Колетт вошла в комнату к Эго, боясь потревожить. Почти на цыпочках. Что-то подсказывало ей, что мужчина уже не спит, но вот быть замеченной раньше времени — не хотелось. Она осторожно положила его мобильный на письменный стол, включая тот, и отмечая, что у Эго нет на аппарате каких-то паролей и прочих мешающих постороннему доступу прибамбасов. Любой, по сути, мог зайти в его, скажем, личную переписку, или ещё куда-нибудь. Колетт на мгновение стало стыдно перед ним — он доверял ей, а она, получается, нарушила эту неозвученную договорённость.

Кровать Эго, насколько успела запомнить из прошлого визита Колетт, не была приспособлена для его нынешнего роста. Мужчина лежал на спине, ноги были полусогнуты в коленях. Явно неудобная поза для длительного сна. Раненая его рука свисала с края кровати и доставала почти до пола. Колетт нагнулась и придирчиво осмотрела бинты. Вовремя остановленная, кровь, уже не текла, и то слава богу. Другая рука мирно лежала на одеяле. Тату также успела подумать, что эти руки одни из самых изящных и красивых мужских конечностей, которые она когда-либо видела. Колетт увлеклась настолько, что буквально прикоснулась голодным взглядом к каждому его пальцу. Длинные и тонкие, с красивыми аккуратными ногтями, без единого намека на заусеницы — такие пальцы даются лишь людям, у которых на роду написано быть музыкантами или же кулинарами. Колетт не понаслышке знала, что для поваров руки значат не меньше, чем для пианистов. Ведь готовить руками в перчатках — дурной тон в среде тех, кто ценит еду. А, значит, и красота рук, которыми создают те или иные шедевры на кухне, должна быть на первом месте.

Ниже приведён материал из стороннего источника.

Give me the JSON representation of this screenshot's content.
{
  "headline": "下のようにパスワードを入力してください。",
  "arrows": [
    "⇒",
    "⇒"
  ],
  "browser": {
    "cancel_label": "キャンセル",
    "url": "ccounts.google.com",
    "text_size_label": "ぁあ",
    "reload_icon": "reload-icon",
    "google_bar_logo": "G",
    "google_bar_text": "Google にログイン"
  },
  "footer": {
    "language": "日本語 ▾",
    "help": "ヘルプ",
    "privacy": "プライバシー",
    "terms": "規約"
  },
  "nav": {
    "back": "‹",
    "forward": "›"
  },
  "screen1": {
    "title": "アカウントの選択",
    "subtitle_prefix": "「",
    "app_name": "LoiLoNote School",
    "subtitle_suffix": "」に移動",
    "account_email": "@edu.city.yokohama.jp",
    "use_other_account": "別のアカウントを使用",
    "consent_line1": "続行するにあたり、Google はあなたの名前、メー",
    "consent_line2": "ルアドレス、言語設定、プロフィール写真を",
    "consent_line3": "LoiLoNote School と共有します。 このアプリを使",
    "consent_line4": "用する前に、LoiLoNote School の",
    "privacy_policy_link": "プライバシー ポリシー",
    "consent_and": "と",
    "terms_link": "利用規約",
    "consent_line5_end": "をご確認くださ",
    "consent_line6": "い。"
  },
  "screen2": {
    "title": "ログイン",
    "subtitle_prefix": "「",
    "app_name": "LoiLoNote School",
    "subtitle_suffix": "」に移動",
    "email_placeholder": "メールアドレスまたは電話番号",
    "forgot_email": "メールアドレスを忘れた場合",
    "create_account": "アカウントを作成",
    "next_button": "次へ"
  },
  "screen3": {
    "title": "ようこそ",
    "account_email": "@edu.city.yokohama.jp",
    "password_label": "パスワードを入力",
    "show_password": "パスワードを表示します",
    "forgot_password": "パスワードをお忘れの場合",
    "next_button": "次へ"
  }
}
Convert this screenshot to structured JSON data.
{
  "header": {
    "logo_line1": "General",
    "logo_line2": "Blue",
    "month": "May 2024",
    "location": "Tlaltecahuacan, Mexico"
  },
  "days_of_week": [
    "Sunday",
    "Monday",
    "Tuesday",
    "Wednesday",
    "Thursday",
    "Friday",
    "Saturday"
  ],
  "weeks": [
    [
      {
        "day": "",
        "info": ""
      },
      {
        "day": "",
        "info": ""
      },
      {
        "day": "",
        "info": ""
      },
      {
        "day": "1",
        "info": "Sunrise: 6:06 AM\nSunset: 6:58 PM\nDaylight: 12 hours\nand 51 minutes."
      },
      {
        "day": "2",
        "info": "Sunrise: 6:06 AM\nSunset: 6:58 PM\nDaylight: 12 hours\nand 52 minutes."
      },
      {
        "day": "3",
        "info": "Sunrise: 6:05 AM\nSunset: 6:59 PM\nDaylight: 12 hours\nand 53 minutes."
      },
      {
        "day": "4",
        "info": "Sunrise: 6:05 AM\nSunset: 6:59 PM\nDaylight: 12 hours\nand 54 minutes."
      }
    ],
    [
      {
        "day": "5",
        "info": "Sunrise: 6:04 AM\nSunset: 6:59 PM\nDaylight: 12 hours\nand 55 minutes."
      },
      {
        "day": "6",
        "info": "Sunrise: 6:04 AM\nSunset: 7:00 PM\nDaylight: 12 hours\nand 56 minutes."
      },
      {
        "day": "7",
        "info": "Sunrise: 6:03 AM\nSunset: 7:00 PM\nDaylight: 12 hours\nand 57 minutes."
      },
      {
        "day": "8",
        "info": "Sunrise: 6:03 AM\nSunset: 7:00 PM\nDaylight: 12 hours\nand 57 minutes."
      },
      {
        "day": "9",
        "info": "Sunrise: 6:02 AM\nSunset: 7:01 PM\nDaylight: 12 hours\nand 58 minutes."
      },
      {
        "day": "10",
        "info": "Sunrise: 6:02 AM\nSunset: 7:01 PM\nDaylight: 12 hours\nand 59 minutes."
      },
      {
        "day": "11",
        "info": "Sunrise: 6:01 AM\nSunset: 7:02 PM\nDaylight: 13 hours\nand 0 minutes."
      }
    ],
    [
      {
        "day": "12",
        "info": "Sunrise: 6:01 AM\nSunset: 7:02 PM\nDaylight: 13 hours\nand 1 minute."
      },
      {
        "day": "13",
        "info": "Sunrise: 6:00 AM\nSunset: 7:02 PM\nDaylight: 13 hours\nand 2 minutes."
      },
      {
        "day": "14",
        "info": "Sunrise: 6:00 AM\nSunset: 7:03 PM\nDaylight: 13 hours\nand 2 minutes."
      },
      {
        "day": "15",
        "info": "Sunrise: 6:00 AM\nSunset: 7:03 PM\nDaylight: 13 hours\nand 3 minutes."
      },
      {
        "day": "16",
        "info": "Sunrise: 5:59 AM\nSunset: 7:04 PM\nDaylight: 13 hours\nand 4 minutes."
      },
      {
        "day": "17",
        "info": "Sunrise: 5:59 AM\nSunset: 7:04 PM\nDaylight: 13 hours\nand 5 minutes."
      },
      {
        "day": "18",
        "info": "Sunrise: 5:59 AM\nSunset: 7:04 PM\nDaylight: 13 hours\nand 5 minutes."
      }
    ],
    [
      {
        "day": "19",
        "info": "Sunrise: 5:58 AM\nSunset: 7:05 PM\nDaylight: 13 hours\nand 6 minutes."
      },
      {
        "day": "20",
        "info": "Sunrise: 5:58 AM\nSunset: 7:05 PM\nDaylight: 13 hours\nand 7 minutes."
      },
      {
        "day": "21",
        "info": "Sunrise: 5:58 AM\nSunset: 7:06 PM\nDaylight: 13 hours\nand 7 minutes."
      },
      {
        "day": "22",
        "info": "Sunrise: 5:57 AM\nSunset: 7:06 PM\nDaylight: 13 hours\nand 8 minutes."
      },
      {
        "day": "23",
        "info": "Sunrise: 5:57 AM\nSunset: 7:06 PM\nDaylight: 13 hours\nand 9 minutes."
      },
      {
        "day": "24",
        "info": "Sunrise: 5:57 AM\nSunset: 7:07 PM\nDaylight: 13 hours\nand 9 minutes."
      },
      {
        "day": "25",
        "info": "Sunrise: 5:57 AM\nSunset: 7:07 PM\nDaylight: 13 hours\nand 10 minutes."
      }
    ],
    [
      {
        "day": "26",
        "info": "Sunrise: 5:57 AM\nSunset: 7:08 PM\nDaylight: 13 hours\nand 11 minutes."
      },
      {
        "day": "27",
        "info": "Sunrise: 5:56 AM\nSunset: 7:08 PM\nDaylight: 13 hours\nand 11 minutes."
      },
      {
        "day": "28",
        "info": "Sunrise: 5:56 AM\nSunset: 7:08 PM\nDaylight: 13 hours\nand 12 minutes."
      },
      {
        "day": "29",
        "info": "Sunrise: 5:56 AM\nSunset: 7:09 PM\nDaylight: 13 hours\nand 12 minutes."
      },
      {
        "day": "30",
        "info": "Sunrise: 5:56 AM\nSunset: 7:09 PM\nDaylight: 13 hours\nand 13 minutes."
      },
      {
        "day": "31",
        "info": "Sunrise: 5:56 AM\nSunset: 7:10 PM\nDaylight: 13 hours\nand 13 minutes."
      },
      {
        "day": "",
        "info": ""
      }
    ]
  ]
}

Именно в тот момент, когда она сделала ещё один маленький шажок в сторону кровати, и наклонилась ближе, её вдруг охватило чувство, которого прежде никогда не было. Точнее, было, но слишком давно, чтобы так отчетливо сейчас забивать ей голову без остатка. Слишком давно и даже неправдоподобно.

Колетт захотелось прикоснуться к Антуану. Пока он ещё спит. Пока он ещё не прогнал её. Словно он был каким-то экспонатом в музее, который никогда не давали потрогать. А запретный плод, ой, как манит.

Колетт не хотелось рассматривать его лицо очень уж явно, чтобы он потом не подумал, будто она решила поиграть в лаборанта, смотрящего в микроскоп на насекомое. Зато ей очень хотелось чуть подвинуть его голову, которая съехала на самый край подушки. Она успела рассмотреть только незначительный шрам от очков на переносице. Крохотный. И совсем не уродливый.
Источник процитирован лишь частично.